Annual report pursuant to Section 13 and 15(d)

Concentrations of Credit Risk

Concentrations of Credit Risk
12 Months Ended
Dec. 26, 2015
Risks and Uncertainties [Abstract]  
Concentrations of Credit Risk [Text Block]
Note 7: Concentrations of Credit Risk
Financial instruments that potentially subject us to concentrations of credit risk consist principally of investments in debt instruments, derivative financial instruments, loans receivable, reverse repurchase agreements, and trade receivables. When possible, we enter into master netting arrangements with counterparties to mitigate credit risk in derivative transactions. A master netting arrangement may allow counterparties to net settle amounts owed to each other as a result of multiple, separate derivative transactions. For presentation on our consolidated balance sheets, we do not offset fair value amounts recognized for derivative instruments under master netting arrangements.
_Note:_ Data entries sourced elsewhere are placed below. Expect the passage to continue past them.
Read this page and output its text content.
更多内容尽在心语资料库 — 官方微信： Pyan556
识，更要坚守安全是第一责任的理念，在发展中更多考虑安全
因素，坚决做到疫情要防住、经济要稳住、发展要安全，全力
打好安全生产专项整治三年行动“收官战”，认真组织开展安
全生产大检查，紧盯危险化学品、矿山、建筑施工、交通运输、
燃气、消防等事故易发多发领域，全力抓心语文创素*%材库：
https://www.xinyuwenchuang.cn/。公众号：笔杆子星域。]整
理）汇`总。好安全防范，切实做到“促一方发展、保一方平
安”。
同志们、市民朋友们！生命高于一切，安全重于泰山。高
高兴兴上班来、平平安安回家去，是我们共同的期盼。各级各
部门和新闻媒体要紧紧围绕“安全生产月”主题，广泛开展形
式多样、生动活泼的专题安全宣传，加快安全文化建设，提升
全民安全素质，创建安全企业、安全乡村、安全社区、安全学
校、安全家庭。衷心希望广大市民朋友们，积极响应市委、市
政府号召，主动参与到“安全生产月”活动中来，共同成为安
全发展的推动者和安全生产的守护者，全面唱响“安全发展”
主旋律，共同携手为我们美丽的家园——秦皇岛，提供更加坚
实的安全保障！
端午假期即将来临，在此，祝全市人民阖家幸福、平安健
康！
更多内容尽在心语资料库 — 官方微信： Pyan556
We generally place investments with high-credit-quality counterparties and, by policy, we limit the amount of credit exposure to any one counterparty based on our analysis of that counterparty’s relative credit standing. Substantially all of our investments in debt instruments are in A/A2 or better rated issuances, and a substantial majority of the issuances are rated AA-/Aa3 or better. Our investment policy requires substantially all investments with original maturities at the time of investment of up to six months to be rated at least A-2/P-2 by Standard & Poor’s/Moody’s, and specifies a higher minimum rating for investments with longer maturities. For instance, investments with maturities of greater than three years generally require a minimum rating of AA-/Aa3 at the time of investment. Government regulations imposed on investment alternatives of our non-U.S. subsidiaries, or the absence of A-rated counterparties in certain countries, result in some minor exceptions. Credit-rating criteria for derivative instruments are similar to those for other investments. Due to master netting arrangements, the amounts subject to credit risk related to derivative instruments are generally limited to the amounts, if any, by which the counterparty’s obligations exceed our obligations with that counterparty. As of December 26, 2015, our total credit exposure to any single counterparty, excluding money market funds invested in U.S. treasury and U.S. agency securities and reverse repurchase agreements collateralized by treasury and agency securities, did not exceed $500 million. To further reduce credit risk, we obtain and secure available collateral from counterparties against obligations, including securities lending transactions, when we deem it appropriate.
A substantial majority of our trade receivables are derived from sales to original equipment manufacturers and original design manufacturers. We also have accounts receivable derived from sales to industrial and communications equipment manufacturers in the computing and communications industries. Hewlett-Packard Company, our largest customer in 2014, separated into HP Inc. and Hewlett Packard Enterprise Company on November 1, 2015. These entities, together with Dell Inc. and Lenovo Group Limited, represent our largest customers. Collectively, these customers accounted for 46% of net revenue for 2015 (46% for 2014 and 44% for 2013) and 49% of net accounts receivable as of December 26, 2015 (43% as of December 27, 2014). We believe that the net accounts receivable balances from these largest customers do not represent a significant credit risk, based on cash flow forecasts, balance sheet analysis, and past collection experience.
We have adopted credit policies and standards intended to accommodate industry growth and inherent risk. We believe that credit risks are moderated by the financial stability of our major customers. We assess credit risk through quantitative and qualitative analysis. From this analysis, we establish shipping and credit limits, and determine whether we will seek to use one or more credit support protection devices, such as obtaining a parent guarantee, standby letter of credit, or credit insurance.